Il faut les protéger car ce sont eux qui nettoient les océans et qui les gardent en bonne santé. Il faut arrêter de capturer 100 millions de requins par an pour leur couper leur aileron et leur queue afin de faire de la soupe. Il faut aussi se rendre compte qu’aujourd’hui, le mercure et le plomb qui sont présents dans la soupe d’ailerons de requins représentent pour les consommateurs une concentration très dangereuse de produits toxiques. On est en train d’apprendre des choses extraordinaires grâce aux scientifiques. Cela nous permet de communiquer avec les décideurs pour faire cesser la pêche et le commerce d’ailerons de requins aux États-Unis car c’est un business juteux dans certains états, notamment au Texas.
Je m’inquiète beaucoup pour les requins, car c’est leur fonction d’aller manger tout ce qui est mort. Ils nettoient les océans. Notre boulot, c’est communiquer toutes ces informations à nos adhérents et au public pour que les gens puissent prendre de meilleures décisions. C’est ce que nous faisons notamment au travers de nos films. L’année dernière, nous avons réalisé Secret Ocean avec les toutes dernières techniques et notamment l’utilisation de la 3D. Ce type de film permet au spectateur d’être au plus près de la vie marine.

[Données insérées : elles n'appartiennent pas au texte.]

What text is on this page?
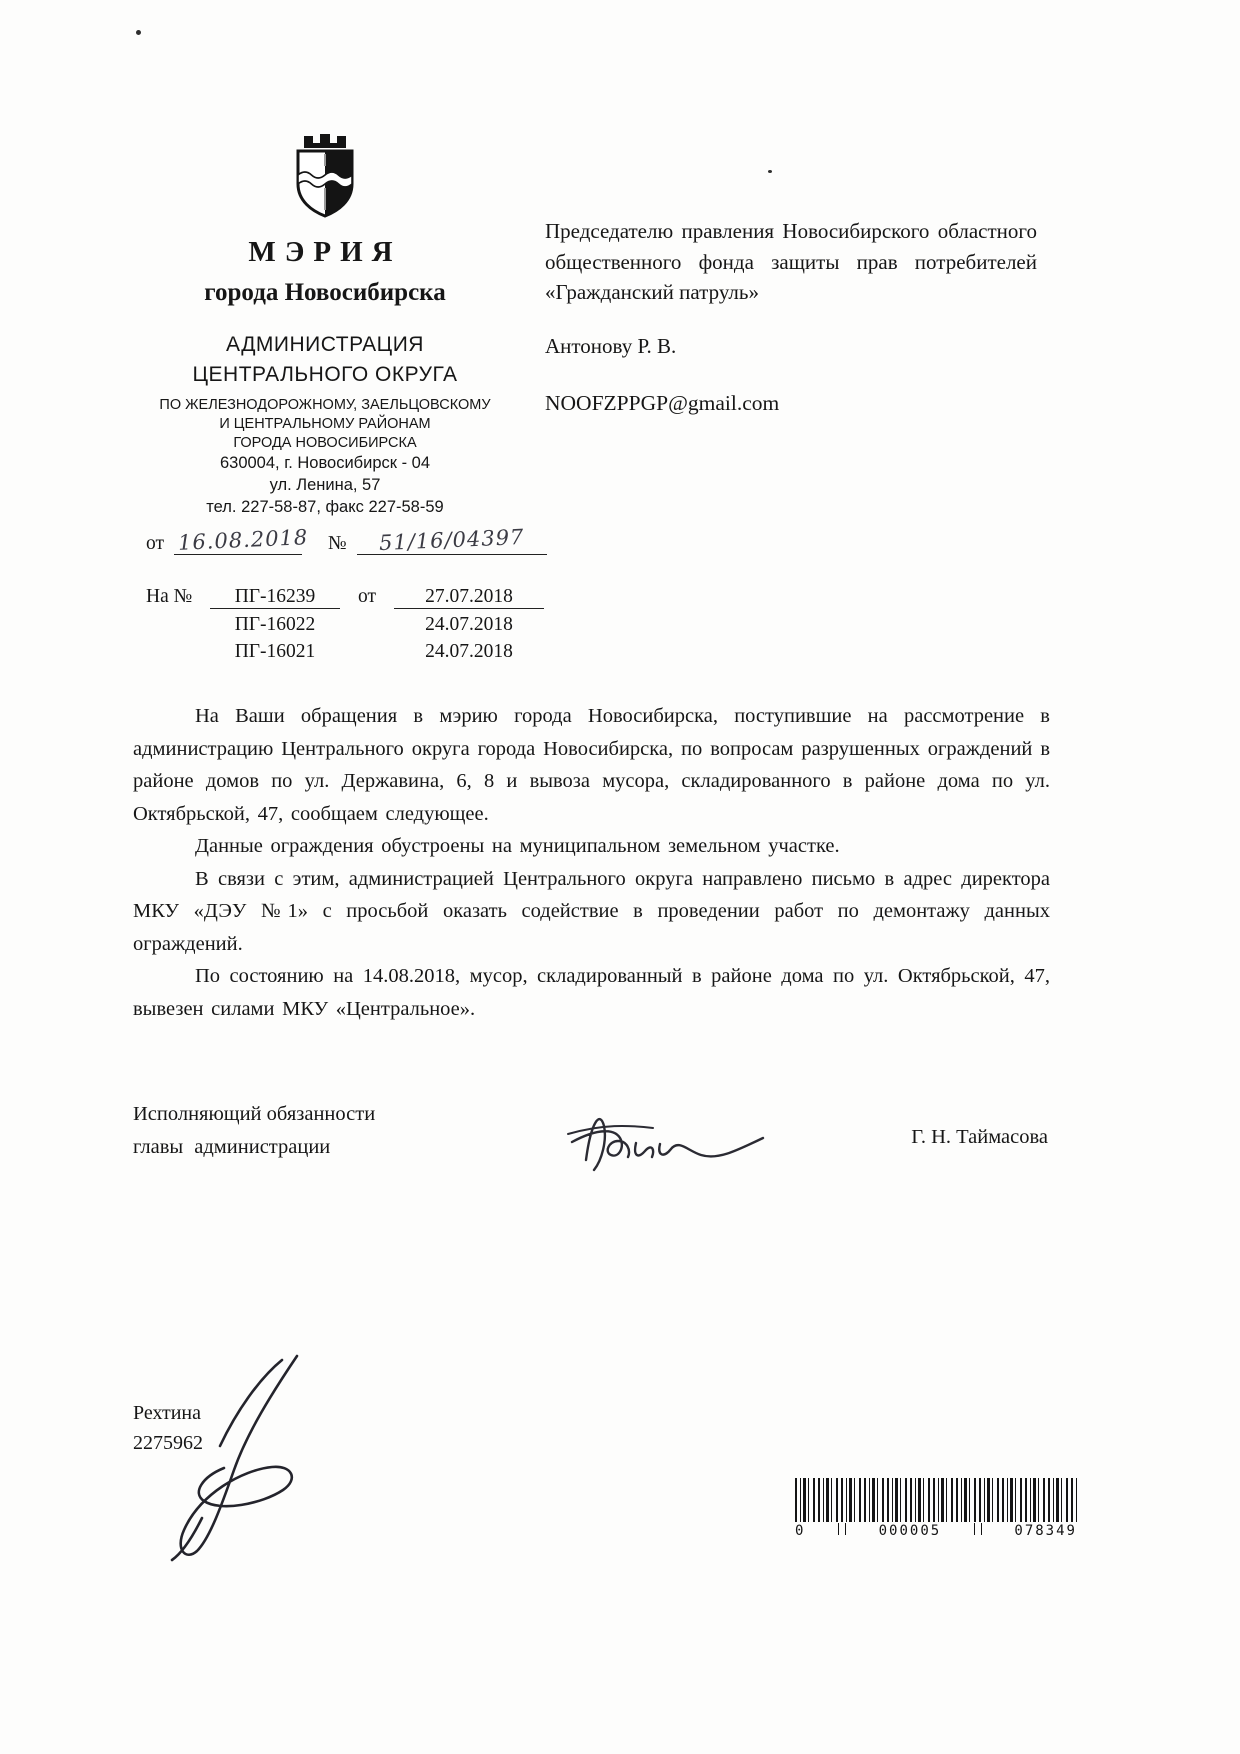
МЭРИЯ

города Новосибирска

АДМИНИСТРАЦИЯ

ЦЕНТРАЛЬНОГО ОКРУГА

ПО ЖЕЛЕЗНОДОРОЖНОМУ, ЗАЕЛЬЦОВСКОМУ

И ЦЕНТРАЛЬНОМУ РАЙОНАМ

ГОРОДА НОВОСИБИРСКА

630004, г. Новосибирск - 04

ул. Ленина, 57

тел. 227-58-87, факс 227-58-59

Председателю правления Новосибирского областного общественного фонда защиты прав потребителей «Гражданский патруль»

Антонову Р. В.

NOOFZPPGP@gmail.com

от 16.08.2018 №	51/16/04397
На №	ПГ-16239	от	27.07.2018
ПГ-16022	24.07.2018
ПГ-16021	24.07.2018

На Ваши обращения в мэрию города Новосибирска, поступившие на рассмотрение в администрацию Центрального округа города Новосибирска, по вопросам разрушенных ограждений в районе домов по ул. Державина, 6, 8 и вывоза мусора, складированного в районе дома по ул. Октябрьской, 47, сообщаем следующее.

Данные ограждения обустроены на муниципальном земельном участке.

В связи с этим, администрацией Центрального округа направлено письмо в адрес директора МКУ «ДЭУ №1» с просьбой оказать содействие в проведении работ по демонтажу данных ограждений.

По состоянию на 14.08.2018, мусор, складированный в районе дома по ул. Октябрьской, 47, вывезен силами МКУ «Центральное».

Исполняющий обязанности
главы администрации	Г. Н. Таймасова
Рехтина
2275962
0	000005	078349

C’est essentiel pour comprendre qu’il faut sauver les océans.
L’Odyssée retrace la formidable aventure familiale, humaine et scientifique des Cousteau. Comment était la vie à bord de la Calypso ?
Quand j’étais gamin, avec mon frère on allait sur la Calypso parce que ma mère, qui était le vrai commandant du bateau, y était très souvent. Elle a passé plus de temps à bord de la Calypso que mon père, mon frère et moi réunis. Nous allions y passer toutes nos vacances. Puis, une fois devenus adultes, nous nous sommes retrouvés dans les équipes de la Calypso. On travaillait pour mon père.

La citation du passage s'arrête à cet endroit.